目の前にあるのは、前世と今世が溶け合ったような不気味な既視感。心臓が早鐘を打ち、血の気が失せるのを感じる。
もしかして――今回の人生でも、彼は碧音を殺すつもりなのだろうか。
理由? そんなものはわからない。けれど、夢の中でだって、彼が碧音を殺そうとする理由なんてさっぱりわからなかった。
わかっているのは、彼は碧音を川に突き落とし、見殺しにしたことだけ。
「――放してください!」
碧音自身が思っていた以上に、きつい声音になった。龍海が驚いたように手を離し、碧音は一瞬だけ解放されたことを確認すると、そのまま走り始める。
幸いなことに、彼は後を追ってこようとはしなかった。
(近づいたら駄目……絶対に。何度も殺された……今度こそ、殺されたくない!)
頭の中で繰り返す言葉が、よくわからない焦燥をさらに煽る。
長い夜の廊下を転がるように走り抜け、王妃の宮へと続く灯りを目指すが、いつになく遠く感じられた。

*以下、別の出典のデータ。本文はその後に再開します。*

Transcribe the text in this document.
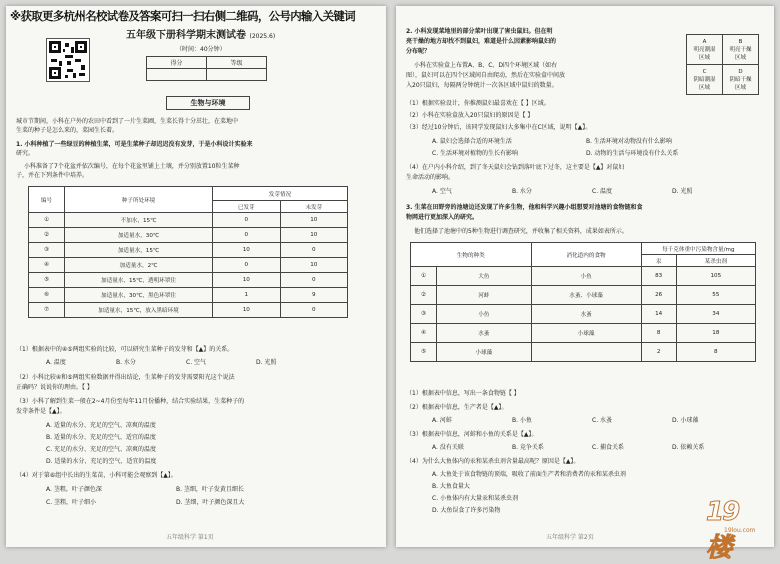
※获取更多杭州名校试卷及答案可扫一扫右侧二维码，公号内输入关键词
五年级下册科学期末测试卷 (2025.6)
（时间：40分钟）
得分	等级

生物与环境
城市节期间，小科在户外的农田中看到了一片生菜圃，生菜长得十分茁壮，在菜地中
生菜的种子是怎么来的，菜园生长着。
1. 小科种植了一些绿豆的种植生菜，可是生菜种子却迟迟没有发芽，于是小科设计实验来
研究。
小科准备了7个花盆并依次编号，在每个花盆里铺上土壤，并分别放置10粒生菜种
子，并在下列条件中培养。
编号	种子所处环境	发芽情况	
		已发芽	未发芽
①	不加水，15℃	0	10
②	加适量水，30℃	0	10
③	加适量水，15℃	10	0
④	加适量水，2℃	0	10
⑤	加适量水，15℃，透明环罩住	10	0
⑥	加适量水，30℃，黑色环罩住	1	9
⑦	加适量水，15℃，放入黑暗环境	10	0
（1）根据表中的④⑤两组实验的比较，可以研究生菜种子的发芽和【▲】的关系。
A. 温度	B. 水分	C. 空气	D. 光照
（2）小科比较④和⑤两组实验数据并得出结论，生菜种子的发芽需要阳光这个说法
正确吗？说说你的理由。【 】
（3）小科了解到生菜一般在2~4月份至每年11月份播种，结合实验结果，生菜种子的
发芽条件是【▲】。
A. 适量的水分、充足的空气、凉爽的温度
B. 适量的水分、充足的空气、适宜的温度
C. 充足的水分、充足的空气、凉爽的温度
D. 适量的水分、充足的空气、适宜的温度
（4）对于第⑥组中长出的生菜苗，小科可能会观察到【▲】。
A. 茎粗，叶子颜色深	B. 茎细，叶子发黄且细长
C. 茎粗，叶子细小	D. 茎细，叶子颜色深且大
五年级科学 第1页
2. 小科发现菜地里的部分菜叶出现了害虫鼠妇。但在明
亮干燥的地方却找不到鼠妇，难道是什么因素影响鼠妇的
分布呢？
小科在实验盒上布置A、B、C、D四个环境区域（如右
图），鼠妇可以在四个区域间自由爬动，然后在实验盒中间放
入20只鼠妇，每隔两分钟统计一次各区域中鼠妇的数量。
A
明亮潮湿
区域	B
明亮干燥
区域
C
阴暗潮湿
区域	D
阴暗干燥
区域
（1）根据实验设计，你推测鼠妇最喜欢在【 】区域。
（2）小科在实验盒放入20只鼠妇的原因是【 】
（3）经过10分钟后，该同学发现鼠妇大多集中在C区域，说明【▲】。
A. 鼠妇会选择合适的环境生活	B. 生活环境对动物没有什么影响
C. 生活环境对植物的生长有影响	D. 动物的生活与环境没有什么关系
（4）在户内小科介绍，到了冬天鼠妇会钻到落叶底下过冬，这主要是【▲】对鼠妇
生命活动的影响。
A. 空气	B. 水分	C. 温度	D. 光照
3. 生菜在田野旁的池塘边还发现了许多生物，他和科学兴趣小组想要对池塘的食物链和食
物网进行更加深入的研究。
他们选择了池塘中的5种生物进行调查研究，并收集了相关资料，成果如表所示。
生物的种类		消化道内的食物	每千克体重中污染物含量/mg	
			汞	某杀虫剂
①	大鱼	小鱼	83	105
②	河蚌	水蚤、小球藻	26	55
③	小鱼	水蚤	14	34
④	水蚤	小球藻	8	18
⑤	小球藻		2	8
（1）根据表中信息，写出一条食物链【 】
（2）根据表中信息，生产者是【▲】。
A. 河蚌	B. 小鱼	C. 水蚤	D. 小球藻
（3）根据表中信息，河蚌和小鱼的关系是【▲】。
A. 没有关联	B. 竞争关系	C. 捕食关系	D. 依赖关系
（4）为什么大鱼体内的汞和某杀虫剂含量最高呢？原因是【▲】。
A. 大鱼处于该食物链的顶端，吸收了前面生产者和消费者的汞和某杀虫剂
B. 大鱼食量大
C. 小鱼体内有大量汞和某杀虫剂
D. 大鱼误食了许多污染物
五年级科学 第2页
19楼
19lou.com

ようやく王妃の宮の門前まで来た時には、喉が張り裂けそうなほど呼吸が苦しくなっていた。心臓は、壊れてしまうのではないかと思うほど激しく脈打っていて、乱れた呼吸はなかなか戸となわない。
門を守る侍衛がちらりと碧音を見て、不審そうに目を細める。碧音は、無理やり呼吸を鎮めようとしながら、門番に会釈しつつ小走りに門を通り抜けた。
門をくぐり、ようやく息をつくことを自分に許す。
背筋を伝う汗が冷たくて気持ち悪い。震える指先で乱れた衣を押さえ込みながら、碧音は改めて決意した。
今度の人生は、間違えない。今度こそ、彼に殺されたくない。